Direct visualization of dispersed lipid bicontinuous cubic phases by cryo-electron tomography

• Published in: Nature communications Vol. 6; no. 1; p. 8915
• Main Authors: Demurtas, Davide, Guichard, Paul, Martiel, Isabelle, Mezzenga, Raffaele, Hébert, Cécile, Sagalowicz, Laurent
• Format: Journal Article
• Language: English
• Published: London Nature Publishing Group UK 17.11.2015; Nature Publishing Group; Nature Pub. Group
• Subjects: 101/28; 639/301/923/966; 639/638/45/535/1258/1260; Cryoelectron Microscopy; Electron Microscope Tomography; Humanities and Social Sciences; Imaging, Three-Dimensional; Lipid Bilayers; Lipids; Liquid Crystals - ultrastructure; Monoglycerides; multidisciplinary; Scattering, Small Angle; Science; Science (multidisciplinary); Water
• ISSN: 2041-1723; 2041-1723
• DOI: 10.1038/ncomms9915

Bulk and dispersed cubic liquid crystalline phases (cubosomes), present in the body and in living cell membranes, are believed to play an essential role in biological phenomena. Moreover, their biocompatibility is attractive for nutrient or drug delivery system applications. Here the three-dimensional organization of dispersed cubic lipid self-assembled phases is fully revealed by cryo-electron tomography and compared with simulated structures.

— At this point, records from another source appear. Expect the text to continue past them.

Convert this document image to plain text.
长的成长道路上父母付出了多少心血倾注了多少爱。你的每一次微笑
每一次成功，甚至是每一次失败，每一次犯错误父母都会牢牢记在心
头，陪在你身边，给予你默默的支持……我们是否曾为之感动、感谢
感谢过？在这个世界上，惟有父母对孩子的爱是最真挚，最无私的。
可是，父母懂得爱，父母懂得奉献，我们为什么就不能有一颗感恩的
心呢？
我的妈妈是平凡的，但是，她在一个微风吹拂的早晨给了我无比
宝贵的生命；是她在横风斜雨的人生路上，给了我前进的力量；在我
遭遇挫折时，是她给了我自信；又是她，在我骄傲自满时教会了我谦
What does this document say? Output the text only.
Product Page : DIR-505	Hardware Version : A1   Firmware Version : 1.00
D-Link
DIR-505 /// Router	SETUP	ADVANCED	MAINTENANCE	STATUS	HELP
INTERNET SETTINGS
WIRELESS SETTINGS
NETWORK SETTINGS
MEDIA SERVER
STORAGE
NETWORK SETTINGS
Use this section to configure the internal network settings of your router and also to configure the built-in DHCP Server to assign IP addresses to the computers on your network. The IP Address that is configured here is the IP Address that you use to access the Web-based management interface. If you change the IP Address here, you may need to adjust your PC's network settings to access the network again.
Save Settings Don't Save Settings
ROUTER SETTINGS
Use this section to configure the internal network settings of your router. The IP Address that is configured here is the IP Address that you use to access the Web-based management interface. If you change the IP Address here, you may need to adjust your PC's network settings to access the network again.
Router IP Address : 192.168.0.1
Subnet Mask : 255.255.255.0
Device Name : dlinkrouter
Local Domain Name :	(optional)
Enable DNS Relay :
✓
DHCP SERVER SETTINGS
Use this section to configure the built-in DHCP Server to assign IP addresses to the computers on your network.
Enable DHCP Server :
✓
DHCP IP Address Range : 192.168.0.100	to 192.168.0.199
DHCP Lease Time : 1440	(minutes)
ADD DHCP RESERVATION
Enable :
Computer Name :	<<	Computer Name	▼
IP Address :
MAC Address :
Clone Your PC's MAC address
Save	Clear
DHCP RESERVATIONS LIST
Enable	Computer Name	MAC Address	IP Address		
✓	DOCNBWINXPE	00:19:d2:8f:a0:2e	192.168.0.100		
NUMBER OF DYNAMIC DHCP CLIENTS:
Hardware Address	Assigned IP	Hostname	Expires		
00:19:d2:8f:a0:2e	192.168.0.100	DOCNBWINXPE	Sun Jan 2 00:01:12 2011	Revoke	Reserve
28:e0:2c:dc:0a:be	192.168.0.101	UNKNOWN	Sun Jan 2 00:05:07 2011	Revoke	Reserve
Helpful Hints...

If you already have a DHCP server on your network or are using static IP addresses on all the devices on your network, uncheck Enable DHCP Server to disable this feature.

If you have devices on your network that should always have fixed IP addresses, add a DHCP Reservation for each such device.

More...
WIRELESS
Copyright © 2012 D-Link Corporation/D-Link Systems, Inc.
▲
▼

It is demonstrated that the interior is constituted of a perfect bicontinuous cubic phase, while the outside shows interlamellar attachments, which represent a transition state between the liquid crystalline interior phase and the outside vesicular structure. Therefore, compositional gradients within cubosomes are inferred, with a lipid bilayer separating at least one water channel set from the external aqueous phase. This is crucial to understand and enhance controlled release of target molecules and calls for a revision of postulated transport mechanisms from cubosomes to the aqueous phase. Dispersed lipid self-assembly can form various types of particles, including cubosomes, which are useful for drug delivery. Here, Demurtas et al . visualize their three-dimensional structure, showing two continuous water channels separated by lipid bilayers and the mechanism of particle stabilization.